The huge, empty houses loomed. All the driveways slanted at the exact same angle. The first one on the block was the very same model as her house, the commonwealth. Except this one was bare and dark, its windows unadorned.
Joanna would walk up the front steps. At first she would intend to just ring the doorbell to see if it worked or to see if that, too, had fallen into disrepair. But then her hand would touch the doorknob, and it would feel loose. The Realtor’s lockbox would clunk against the doorframe. The door would swing open eagerly.

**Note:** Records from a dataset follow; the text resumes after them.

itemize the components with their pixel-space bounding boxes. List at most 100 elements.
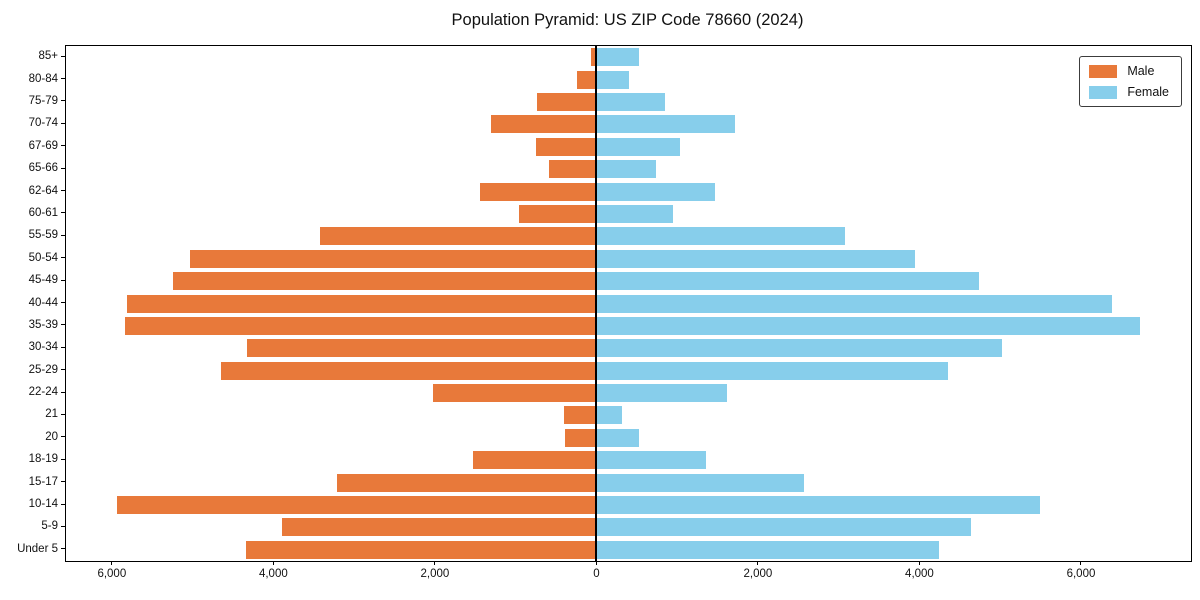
male-bar [565, 428, 598, 447]
x-axis-tick [757, 561, 759, 565]
y-axis-tick [61, 525, 65, 527]
y-axis-label: 85+ [38, 50, 58, 63]
male-bar [221, 361, 598, 380]
y-axis-label: 30-34 [28, 341, 58, 354]
male-legend-swatch-icon [1089, 64, 1118, 78]
female-bar [597, 294, 1112, 313]
female-bar [597, 361, 948, 380]
x-axis-tick [1080, 561, 1082, 565]
male-bar [536, 137, 598, 156]
male-bar [173, 272, 598, 291]
female-bar [597, 473, 805, 492]
female-bar [597, 316, 1141, 335]
male-bar [246, 339, 598, 358]
male-bar [336, 473, 598, 492]
y-axis-label: 15-17 [28, 475, 58, 488]
male-bar [282, 518, 598, 537]
y-axis-label: 80-84 [28, 72, 58, 85]
x-axis-tick-label: 2,000 [743, 568, 773, 580]
y-axis-tick [61, 302, 65, 303]
male-bar [548, 160, 598, 179]
y-axis-label: 22-24 [28, 386, 58, 399]
female-bar [597, 518, 972, 537]
female-bar [597, 182, 715, 201]
male-legend-label: Male [1127, 64, 1155, 78]
x-axis-tick [272, 561, 274, 565]
male-bar [519, 204, 598, 223]
legend: Male Female [1079, 56, 1182, 107]
y-axis-tick [61, 145, 65, 147]
female-bar [597, 70, 629, 89]
y-axis-tick [61, 436, 65, 438]
y-axis-tick [61, 458, 65, 460]
x-axis-tick [434, 561, 436, 565]
x-axis-tick-label: 4,000 [258, 568, 288, 580]
female-legend-swatch-icon [1089, 85, 1118, 99]
female-bar [597, 204, 674, 223]
female-bar [597, 339, 1003, 358]
x-axis-tick [111, 561, 113, 565]
female-bar [597, 406, 623, 425]
male-bar [189, 249, 598, 268]
y-axis-tick [61, 413, 65, 415]
male-bar [536, 92, 598, 111]
y-axis-label: 18-19 [28, 453, 58, 466]
male-bar [127, 294, 598, 313]
male-bar [480, 182, 598, 201]
y-axis-tick [61, 78, 65, 80]
male-bar [246, 540, 598, 559]
y-axis-tick [61, 346, 65, 348]
y-axis-label: 65-66 [28, 162, 58, 175]
female-bar [597, 249, 915, 268]
x-axis-tick-label: 4,000 [905, 568, 934, 580]
female-bar [597, 540, 940, 559]
legend-item-female: Female [1089, 85, 1169, 99]
female-bar [597, 384, 727, 403]
female-bar [597, 227, 845, 246]
y-axis-label: 35-39 [28, 318, 58, 331]
y-axis-label: 50-54 [28, 251, 58, 264]
female-bar [597, 137, 680, 156]
female-bar [597, 115, 735, 134]
female-bar [597, 92, 666, 111]
y-axis-label: 55-59 [28, 229, 58, 242]
y-axis-label: 10-14 [28, 498, 58, 511]
female-bar [597, 48, 639, 67]
x-axis-tick-label: 6,000 [97, 568, 127, 580]
male-bar [564, 406, 598, 425]
y-axis-label: 40-44 [28, 296, 58, 309]
y-axis-tick [61, 122, 65, 124]
y-axis-label: 62-64 [28, 184, 58, 197]
y-axis-tick [61, 234, 65, 236]
female-bar [597, 451, 706, 470]
y-axis-tick [61, 391, 65, 393]
x-axis-tick-label: 2,000 [420, 568, 450, 580]
chart-title: Population Pyramid: US ZIP Code 78660 (2… [451, 11, 804, 29]
male-bar [473, 451, 598, 470]
x-axis-tick [918, 561, 920, 565]
y-axis-tick [61, 369, 65, 371]
x-axis-tick-label: 0 [593, 568, 600, 580]
y-axis-label: 5-9 [41, 520, 58, 533]
y-axis-label: 21 [45, 408, 58, 421]
female-bar [597, 160, 657, 179]
x-axis-tick [595, 561, 597, 565]
y-axis-tick [61, 257, 65, 259]
y-axis-tick [61, 100, 65, 102]
female-legend-label: Female [1127, 85, 1169, 99]
y-axis-label: 75-79 [28, 94, 58, 107]
male-bar [124, 316, 598, 335]
y-axis-tick [61, 503, 65, 505]
zero-axis-line [595, 45, 598, 561]
y-axis-label: 45-49 [28, 274, 58, 287]
y-axis-tick [61, 212, 65, 214]
y-axis-label: 70-74 [28, 117, 58, 130]
plot-area [65, 45, 1192, 562]
y-axis-label: 25-29 [28, 363, 58, 376]
y-axis-tick [61, 324, 65, 326]
legend-item-male: Male [1089, 64, 1169, 78]
y-axis-label: 60-61 [28, 206, 58, 219]
y-axis-label: Under 5 [17, 542, 58, 555]
y-axis-tick [61, 279, 65, 281]
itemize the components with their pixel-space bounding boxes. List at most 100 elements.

The house would still smell like paint and new carpet. There would be the same little archway into the dining room as was in her house, the same light fixtures. She would open a closet to find a bare shelf, empty space. No life here. No happiness, no sadness. Just emptiness. The kitchen countertops would be covered in a fine layer of dust. Instead of a table in the breakfast nook, there would be raw square footage. Every sound she would make would echo off the bare walls and vaulted ceilings, nothing to absorb it. She would walk upstairs. The rooms were without beds or bureaus. She would continue into the bedroom where she and Charles slept. The day they’d moved into their own version of this house, after the movers left, Charles had urged her upstairs and tossed her down on the bed. He’d tickled her, too, saying all good houses needed to be christened with its first tickling. She writhed around, blissfully aware that she could make whatever sounds she wanted—there were no downstairs neighbors to complain. We are now adults, she’d thought. But she had so much further to go. There was so much she didn’t know about herself and even more she didn’t know about Charles. They were strangers to each other, assumptions upon assumptions. It
might take years for them to peel down to who they really were. A car door would slam outside. Joanna would freeze in the empty upstairs hallway. There would be lights in the driveway. She’d rush down the steps, her heart pounding, remembering the rumors about the kids using the houses to grow cannabis. There would be a figure at the front door, peering through the window. Joanna would search for somewhere to hide. She’d consider slipping out a window. Before she could do anything, the front door would open.
“Ahem.”
Mariel Batten would be wearing a down-filled coat with a furry hood and black leather gloves. She would be brandishing her car key at her sternum, pointing it toward Joanna like a weapon.
“Oh,” Joanna would say, stepping back.
“What are you doing here?” Mrs. Batten would say, eyes wide, making a slightly ugly face.